YOUNG SHADOW AND THE WATCHDOGS TP
Ben Sears(W) Ben Sears(A)
Young Shadow usually protects sci-fi Bolt City by making deliveries for the food bank and rescuing pets. But this time around, he needs to focus on two things: hitting and pitching! When Young Shadow and the eight Watchdogs — Elmore, Gerry, Larry, Gomez, Marta, Ketchum, Rolando, and Junior — investigate a concerning chemical sludge being dumped into Bolt City’s water, Elmore discovers a haunted baseball glove and inadvertently summons a team from the beyond that challenges them to a game to the death. With a stadium full of hostile vampires, mummies, frankensteins, and ghouls rooting for the visitors, the Watchdogs enlist Young Shadow to fill out their roster — and save Bolt City!
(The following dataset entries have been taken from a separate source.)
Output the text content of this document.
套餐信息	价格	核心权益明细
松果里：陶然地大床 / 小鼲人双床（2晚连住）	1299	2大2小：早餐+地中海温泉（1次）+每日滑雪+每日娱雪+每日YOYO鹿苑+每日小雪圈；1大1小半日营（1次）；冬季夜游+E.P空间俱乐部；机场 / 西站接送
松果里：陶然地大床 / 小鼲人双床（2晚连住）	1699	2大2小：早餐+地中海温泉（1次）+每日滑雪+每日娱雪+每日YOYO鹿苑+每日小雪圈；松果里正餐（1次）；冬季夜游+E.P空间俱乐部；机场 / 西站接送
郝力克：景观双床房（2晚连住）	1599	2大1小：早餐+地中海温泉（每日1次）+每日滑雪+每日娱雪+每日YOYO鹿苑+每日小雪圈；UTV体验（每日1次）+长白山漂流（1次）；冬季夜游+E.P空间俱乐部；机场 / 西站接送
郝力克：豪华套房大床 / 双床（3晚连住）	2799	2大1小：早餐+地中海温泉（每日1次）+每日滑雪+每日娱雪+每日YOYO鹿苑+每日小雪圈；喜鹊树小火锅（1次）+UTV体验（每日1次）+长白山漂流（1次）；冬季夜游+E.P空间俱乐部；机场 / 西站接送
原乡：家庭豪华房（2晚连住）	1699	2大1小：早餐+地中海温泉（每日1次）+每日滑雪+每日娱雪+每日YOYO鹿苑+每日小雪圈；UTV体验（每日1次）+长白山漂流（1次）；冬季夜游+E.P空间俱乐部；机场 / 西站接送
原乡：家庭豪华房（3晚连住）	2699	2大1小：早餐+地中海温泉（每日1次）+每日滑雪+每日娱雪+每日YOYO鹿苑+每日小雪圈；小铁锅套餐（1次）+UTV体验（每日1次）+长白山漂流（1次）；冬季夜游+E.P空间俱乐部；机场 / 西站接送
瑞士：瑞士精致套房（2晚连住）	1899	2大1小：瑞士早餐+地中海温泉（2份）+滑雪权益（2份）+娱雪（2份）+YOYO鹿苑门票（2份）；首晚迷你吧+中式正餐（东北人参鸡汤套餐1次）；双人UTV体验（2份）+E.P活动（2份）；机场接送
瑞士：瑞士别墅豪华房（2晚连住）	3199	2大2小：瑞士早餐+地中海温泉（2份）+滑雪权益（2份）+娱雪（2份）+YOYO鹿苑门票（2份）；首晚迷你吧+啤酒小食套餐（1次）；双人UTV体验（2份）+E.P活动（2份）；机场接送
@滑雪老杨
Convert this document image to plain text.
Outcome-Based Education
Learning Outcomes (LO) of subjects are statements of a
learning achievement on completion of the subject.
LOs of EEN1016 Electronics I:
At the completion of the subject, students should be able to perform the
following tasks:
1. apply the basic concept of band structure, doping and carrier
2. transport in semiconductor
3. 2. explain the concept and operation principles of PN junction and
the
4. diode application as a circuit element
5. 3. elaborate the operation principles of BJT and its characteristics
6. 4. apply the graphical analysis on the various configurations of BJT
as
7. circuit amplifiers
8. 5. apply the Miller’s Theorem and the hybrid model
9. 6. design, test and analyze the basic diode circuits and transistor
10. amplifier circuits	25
This exciting new middle-grade graphic novel from cartoonist and musician Ben Sears establishes a world that embraces classic superhero, sci fi, and supernatural comics without any irony, executed in a brilliant two-tone color scheme of jet black and mustardy yellow that perfectly suits the spooky fun and fast paced adventure. Young Shadow & the Watchdogs is a page-turner for readers of any age.
FLOATING WORLD COMICS
STATICS #3 (MR)
Jeffrey Lewis(W) Jeffrey Lewis(A)
Indie-comix fiction and non-fiction short stories, with some unexpected overlaps, written and drawn in a 90s b&w style by musical cult figure Jeffrey Lewis. A smartphone-wielding superhero team sets out to topple the Patriarchy, a sea monster is reported to be causing havoc in the Caribbean, and Jeffrey Lewis returns to oversharing autobiographical sex therapy narratives with his sentient drawing table as his only confidante. Movies move, statics don't!